By Dr Andre Xuereb and Dr Edward Duca
Singapore is Asia’s success story. It has a landmass just over twice that of Malta but produces over 30 times its economic output. Singapore has invested heavily in quantum technologies, turning itself into one of the world’s leading industrial economies. Though poor in natural resources, Singapore’s investment in knowledge has resulted in it becoming one of the world’s healthiest industrial economies.
Industrial innovation cannot support itself indefinitely: research forms the necessary backbone from which new ideas branch out. Research’s target is to increase humanity’s knowledge and prompt the development of everything from minor innovations in industrial processes to entirely new technologies. It is humanity’s investment in the ideas and technologies of tomorrow. But just how far away is that tomorrow? Should we fund ideas that may (or may not) be made into a product 20 years from now?

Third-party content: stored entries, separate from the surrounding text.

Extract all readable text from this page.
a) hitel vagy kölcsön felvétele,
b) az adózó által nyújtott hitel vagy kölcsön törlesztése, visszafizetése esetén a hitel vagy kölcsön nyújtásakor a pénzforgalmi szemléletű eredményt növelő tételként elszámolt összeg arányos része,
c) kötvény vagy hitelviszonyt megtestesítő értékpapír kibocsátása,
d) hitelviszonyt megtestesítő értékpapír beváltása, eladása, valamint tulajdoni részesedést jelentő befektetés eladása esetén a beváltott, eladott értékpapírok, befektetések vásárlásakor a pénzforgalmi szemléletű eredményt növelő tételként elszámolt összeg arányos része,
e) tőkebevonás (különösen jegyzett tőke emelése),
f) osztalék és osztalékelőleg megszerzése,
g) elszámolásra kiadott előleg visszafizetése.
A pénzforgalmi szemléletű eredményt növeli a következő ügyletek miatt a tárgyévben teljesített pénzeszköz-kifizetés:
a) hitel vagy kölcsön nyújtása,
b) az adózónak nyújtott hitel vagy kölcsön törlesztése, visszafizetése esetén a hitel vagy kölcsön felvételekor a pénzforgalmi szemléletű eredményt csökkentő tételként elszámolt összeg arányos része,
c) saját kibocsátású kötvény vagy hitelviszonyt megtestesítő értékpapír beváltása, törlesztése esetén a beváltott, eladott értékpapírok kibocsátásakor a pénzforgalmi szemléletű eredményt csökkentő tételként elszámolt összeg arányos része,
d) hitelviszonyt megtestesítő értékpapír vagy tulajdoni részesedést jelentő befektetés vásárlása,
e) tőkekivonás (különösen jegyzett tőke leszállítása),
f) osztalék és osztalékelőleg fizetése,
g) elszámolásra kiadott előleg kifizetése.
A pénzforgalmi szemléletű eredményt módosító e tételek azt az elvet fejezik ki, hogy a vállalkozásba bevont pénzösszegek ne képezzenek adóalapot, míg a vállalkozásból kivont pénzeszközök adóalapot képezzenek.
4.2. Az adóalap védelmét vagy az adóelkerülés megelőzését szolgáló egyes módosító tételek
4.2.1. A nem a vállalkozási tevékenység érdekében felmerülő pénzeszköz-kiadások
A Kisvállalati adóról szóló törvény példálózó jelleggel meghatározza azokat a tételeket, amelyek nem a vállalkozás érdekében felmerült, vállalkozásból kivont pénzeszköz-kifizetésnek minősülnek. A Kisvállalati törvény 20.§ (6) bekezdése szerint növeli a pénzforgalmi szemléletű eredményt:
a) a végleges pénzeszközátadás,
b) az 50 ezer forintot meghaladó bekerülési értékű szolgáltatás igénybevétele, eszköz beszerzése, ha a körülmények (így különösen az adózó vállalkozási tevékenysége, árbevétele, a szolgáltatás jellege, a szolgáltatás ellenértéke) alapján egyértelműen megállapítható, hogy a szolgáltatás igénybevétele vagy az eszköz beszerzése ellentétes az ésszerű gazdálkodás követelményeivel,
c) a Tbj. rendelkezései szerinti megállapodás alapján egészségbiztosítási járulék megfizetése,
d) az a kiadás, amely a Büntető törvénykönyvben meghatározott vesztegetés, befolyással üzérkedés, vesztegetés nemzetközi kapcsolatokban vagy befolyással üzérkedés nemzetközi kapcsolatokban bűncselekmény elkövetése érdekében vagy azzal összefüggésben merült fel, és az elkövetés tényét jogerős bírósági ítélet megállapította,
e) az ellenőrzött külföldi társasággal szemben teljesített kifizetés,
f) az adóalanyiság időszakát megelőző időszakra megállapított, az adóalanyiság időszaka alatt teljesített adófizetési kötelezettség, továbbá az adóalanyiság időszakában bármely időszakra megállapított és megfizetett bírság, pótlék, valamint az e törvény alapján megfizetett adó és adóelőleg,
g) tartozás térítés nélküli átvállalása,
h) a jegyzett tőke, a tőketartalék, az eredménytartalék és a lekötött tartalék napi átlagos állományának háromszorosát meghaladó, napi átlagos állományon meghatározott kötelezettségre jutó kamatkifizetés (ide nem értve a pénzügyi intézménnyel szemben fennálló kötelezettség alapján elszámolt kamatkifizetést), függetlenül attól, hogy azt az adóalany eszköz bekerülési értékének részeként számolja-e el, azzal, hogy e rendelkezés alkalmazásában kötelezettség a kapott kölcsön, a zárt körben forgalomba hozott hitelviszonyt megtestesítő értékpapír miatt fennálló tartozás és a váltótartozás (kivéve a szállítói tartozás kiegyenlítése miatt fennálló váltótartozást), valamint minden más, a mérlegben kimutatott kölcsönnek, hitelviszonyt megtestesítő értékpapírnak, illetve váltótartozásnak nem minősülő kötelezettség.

Malta needs to rethink its science investment mechanisms. Public funding must be made available for projects that are too far from the market to be of interest to commercial entities, or in areas new to the country. Hand in hand, a culture of private scientific funding must be developed. Society needs to regard investment in science as an investment in the future; philanthropy and other donations towards scientific research must be made the new norm. The University’s Research Trust (RIDT) is a first step in this direction, but new financial incentives and tax breaks should be deployed for individuals and companies investing in Maltese researchers.
Singapore and Malta share a little-known link. In 1967, a delegation from the Singaporean government surveyed Malta as an example of a maritime economy—learning from our mistakes. Fast forward to the 21st century: Singaporean science has advanced in leaps and bounds, whereas Malta invests less than 1% of GDP into research. It is now our turn to learn from the Singaporean model or run the real risk of missing the boat.